Um dos exemplos recentes mais conhecidos nesse sentido foi o da França que, no governo de François Hollande, chegou a tributar em 75% a renda anual dos mais ricos e viu um movimento de migração de grandes fortunas para domicílios tributários com cargas mais enxutas. Em 2017, com a eleição de Macron, a França revogou o imposto. Levando em conta o contexto internacional e tais experiências, é possível inferir, com tudo isso, que a taxação de grandes fortunas no Brasil seria um risco significativo a ser tomado, sobretudo em um momento de busca pela atração de investimentos, recuperação econômica e geração de empregos.

Nunca é demais reforçar que os mais ricos possuem meios econômicos para alterarem – vide o exemplo da França e de outras nações – suas residências fiscais, bem como, para contratarem consultorias de planejamento tributário para a redução de perdas de margens que, na prática, tornariam inócuo um imposto sobre grandes fortunas e não justificariam o custo fiscalizatório.

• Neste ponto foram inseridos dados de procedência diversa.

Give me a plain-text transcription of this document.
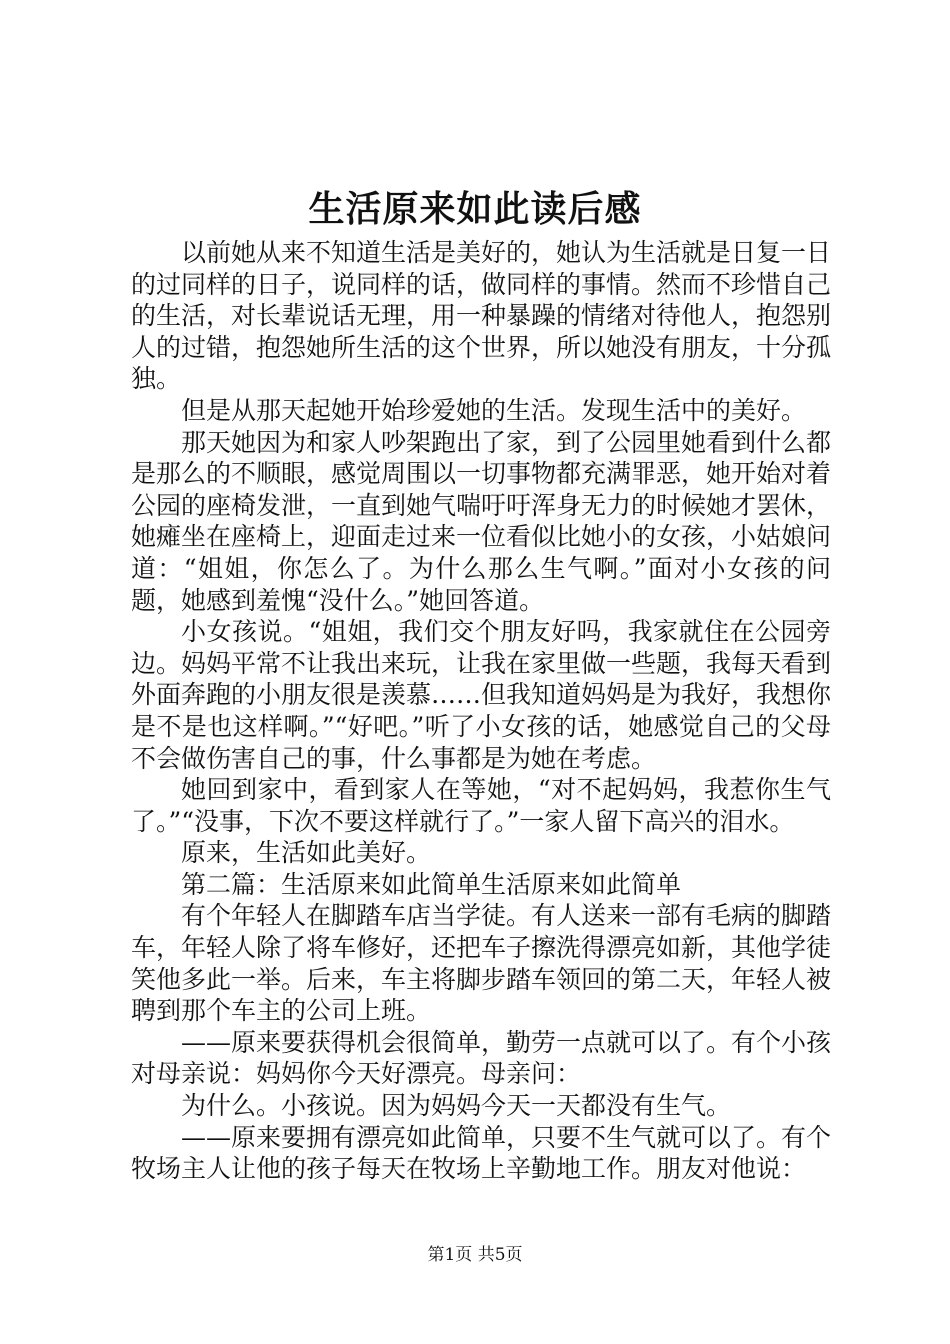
生活原来如此读后感

以前她从来不知道生活是美好的，她认为生活就是日复一日的过同样的日子，说同样的话，做同样的事情。然而不珍惜自己的生活，对长辈说话无理，用一种暴躁的情绪对待他人，抱怨别人的过错，抱怨她所生活的这个世界，所以她没有朋友，十分孤独。

但是从那天起她开始珍爱她的生活。发现生活中的美好。

那天她因为和家人吵架跑出了家，到了公园里她看到什么都是那么的不顺眼，感觉周围以一切事物都充满罪恶，她开始对着公园的座椅发泄，一直到她气喘吁吁浑身无力的时候她才罢休，她瘫坐在座椅上，迎面走过来一位看似比她小的女孩，小姑娘问道：“姐姐，你怎么了。为什么那么生气啊。”面对小女孩的问题，她感到羞愧“没什么。”她回答道。

小女孩说。“姐姐，我们交个朋友好吗，我家就住在公园旁边。妈妈平常不让我出来玩，让我在家里做一些题，我每天看到外面奔跑的小朋友很是羡慕……但我知道妈妈是为我好，我想你是不是也这样啊。”“好吧。”听了小女孩的话，她感觉自己的父母不会做伤害自己的事，什么事都是为她在考虑。

她回到家中，看到家人在等她，“对不起妈妈，我惹你生气了。”“没事，下次不要这样就行了。”一家人留下高兴的泪水。

原来，生活如此美好。

第二篇：生活原来如此简单生活原来如此简单

有个年轻人在脚踏车店当学徒。有人送来一部有毛病的脚踏车，年轻人除了将车修好，还把车子擦洗得漂亮如新，其他学徒笑他多此一举。后来，车主将脚步踏车领回的第二天，年轻人被聘到那个车主的公司上班。

——原来要获得机会很简单，勤劳一点就可以了。有个小孩对母亲说：妈妈你今天好漂亮。母亲问：

为什么。小孩说。因为妈妈今天一天都没有生气。

——原来要拥有漂亮如此简单，只要不生气就可以了。有个牧场主人让他的孩子每天在牧场上辛勤地工作。朋友对他说：

第1页 共5页
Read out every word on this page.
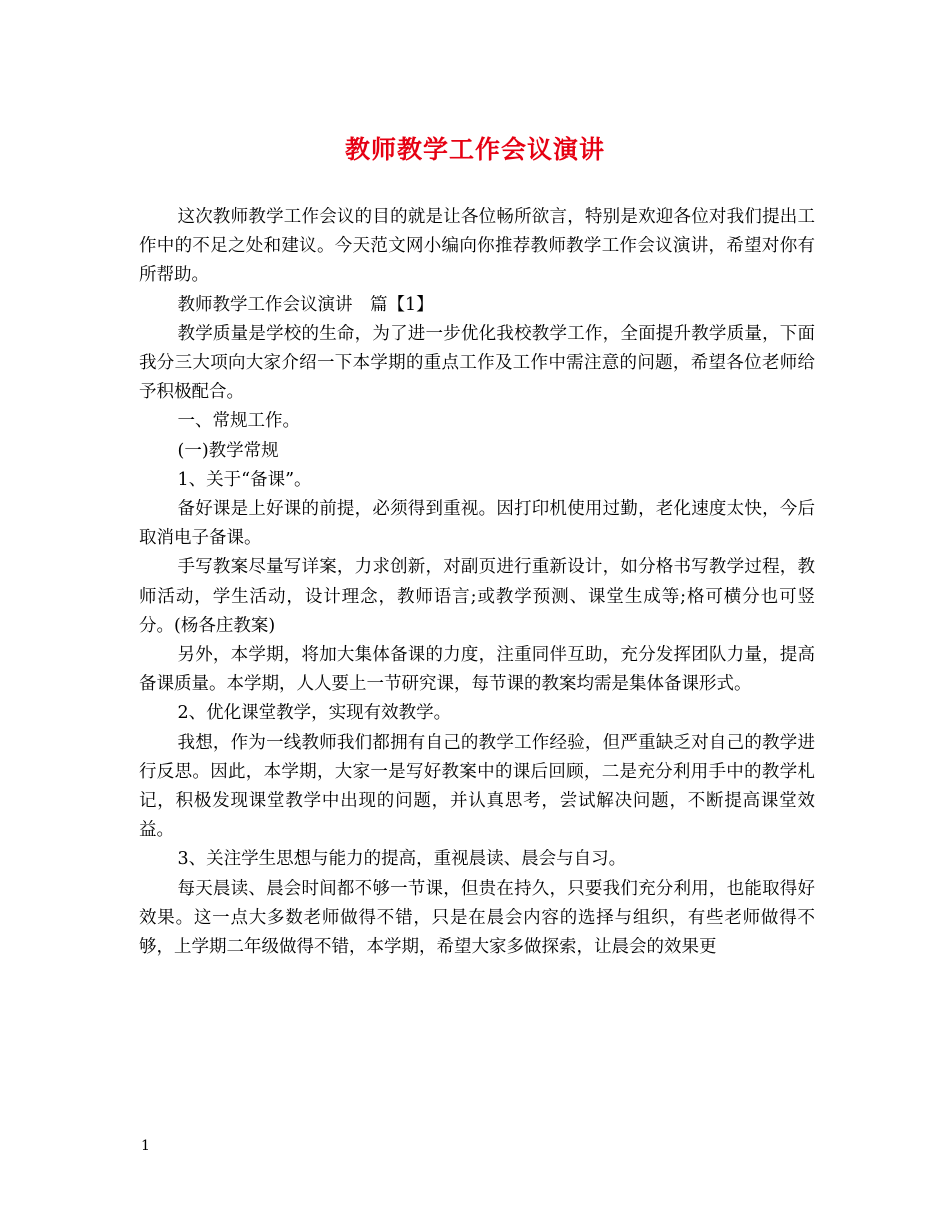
教师教学工作会议演讲

这次教师教学工作会议的目的就是让各位畅所欲言，特别是欢迎各位对我们提出工作中的不足之处和建议。今天范文网小编向你推荐教师教学工作会议演讲，希望对你有所帮助。

教师教学工作会议演讲　篇【1】

教学质量是学校的生命，为了进一步优化我校教学工作，全面提升教学质量，下面我分三大项向大家介绍一下本学期的重点工作及工作中需注意的问题，希望各位老师给予积极配合。

一、常规工作。

(一)教学常规

1、关于“备课”。

备好课是上好课的前提，必须得到重视。因打印机使用过勤，老化速度太快，今后取消电子备课。

手写教案尽量写详案，力求创新，对副页进行重新设计，如分格书写教学过程，教师活动，学生活动，设计理念，教师语言;或教学预测、课堂生成等;格可横分也可竖分。(杨各庄教案)

另外，本学期，将加大集体备课的力度，注重同伴互助，充分发挥团队力量，提高备课质量。本学期，人人要上一节研究课，每节课的教案均需是集体备课形式。

2、优化课堂教学，实现有效教学。

我想，作为一线教师我们都拥有自己的教学工作经验，但严重缺乏对自己的教学进行反思。因此，本学期，大家一是写好教案中的课后回顾，二是充分利用手中的教学札记，积极发现课堂教学中出现的问题，并认真思考，尝试解决问题，不断提高课堂效益。

3、关注学生思想与能力的提高，重视晨读、晨会与自习。

每天晨读、晨会时间都不够一节课，但贵在持久，只要我们充分利用，也能取得好效果。这一点大多数老师做得不错，只是在晨会内容的选择与组织，有些老师做得不够，上学期二年级做得不错，本学期，希望大家多做探索，让晨会的效果更

1
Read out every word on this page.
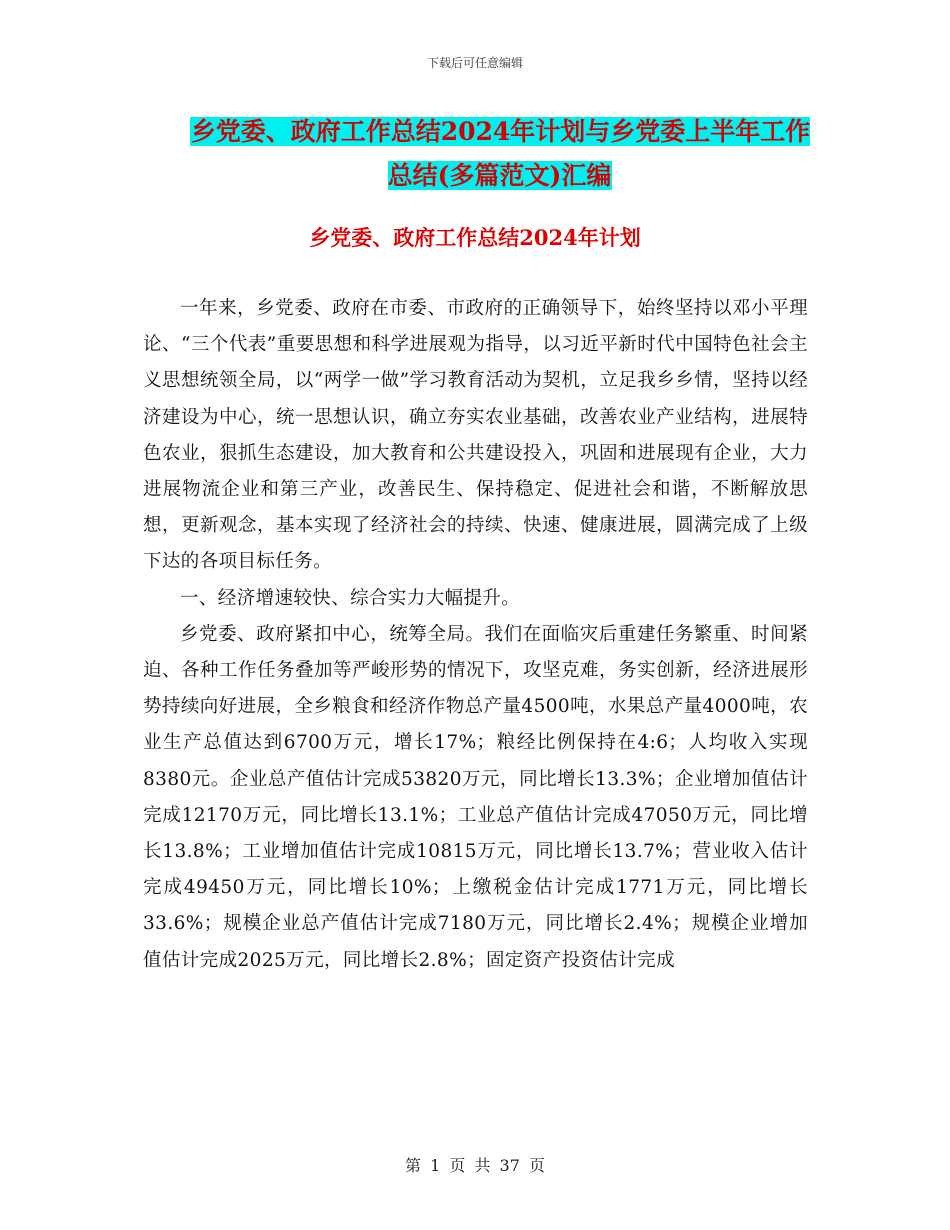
下载后可任意编辑
乡党委、政府工作总结2024年计划与乡党委上半年工作总结(多篇范文)汇编
乡党委、政府工作总结2024年计划

一年来，乡党委、政府在市委、市政府的正确领导下，始终坚持以邓小平理论、“三个代表”重要思想和科学进展观为指导，以习近平新时代中国特色社会主义思想统领全局，以“两学一做”学习教育活动为契机，立足我乡乡情，坚持以经济建设为中心，统一思想认识，确立夯实农业基础，改善农业产业结构，进展特色农业，狠抓生态建设，加大教育和公共建设投入，巩固和进展现有企业，大力进展物流企业和第三产业，改善民生、保持稳定、促进社会和谐，不断解放思想，更新观念，基本实现了经济社会的持续、快速、健康进展，圆满完成了上级下达的各项目标任务。

一、经济增速较快、综合实力大幅提升。

乡党委、政府紧扣中心，统筹全局。我们在面临灾后重建任务繁重、时间紧迫、各种工作任务叠加等严峻形势的情况下，攻坚克难，务实创新，经济进展形势持续向好进展，全乡粮食和经济作物总产量4500吨，水果总产量4000吨，农业生产总值达到6700万元，增长17%；粮经比例保持在4:6；人均收入实现8380元。企业总产值估计完成53820万元，同比增长13.3%；企业增加值估计完成12170万元，同比增长13.1%；工业总产值估计完成47050万元，同比增长13.8%；工业增加值估计完成10815万元，同比增长13.7%；营业收入估计完成49450万元，同比增长10%；上缴税金估计完成1771万元，同比增长33.6%；规模企业总产值估计完成7180万元，同比增长2.4%；规模企业增加值估计完成2025万元，同比增长2.8%；固定资产投资估计完成

第 1 页 共 37 页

Outro ponto importante, conforme atesta a famosa Curva de Laffer, é a de que a relação entre aumento de tributos e expansão da arrecadação do Estado não é linear, mas sim, segue o raciocínio de uma curva, de um ponto de equilíbrio que, quando ultrapassado, pode se traduzir em perdas econômicas, de investimentos e inibir os movimentos de oferta e demanda. Dito isso, que caminhos poderiam ser tomados para uma maior mobilidade social e distribuição de renda no país?

Sem dúvidas, essa é uma equação difícil e sem respostas prontas. No entanto, do ponto de vista tributário, a redução do IRPJ – que, no texto atual da Reforma Tributária, pode partir dos atuais 15% para 5,5% em 2023 – teríamos uma alternativa interessante para a geração da demanda por investimentos e mão de obra. Ademais, como segue em discussão a taxação de dividendos na Reforma, teríamos uma via para acionistas manterem o capital por mais tempo nas empresas como forma de investimento.

Em todas estas linhas de raciocínio, é importante, por fim, que não se perca de vista a importância do equilíbrio entre arrecadação e o volume de impostos sobre o bolso do contribuinte – sobre este ponto, vale citar que o Brasil já conta com a segunda maior carga tributária de toda a América Latina, atrás apenas de Cuba, conforme ranking da OCDE.

Sem essa visão, a busca – genuína e importante – pela distribuição de renda pode gerar efeitos contrários e contribuir para a estagnação econômica de um país que, como se sabe, tem muitos desafios pela frente para voltar a crescer.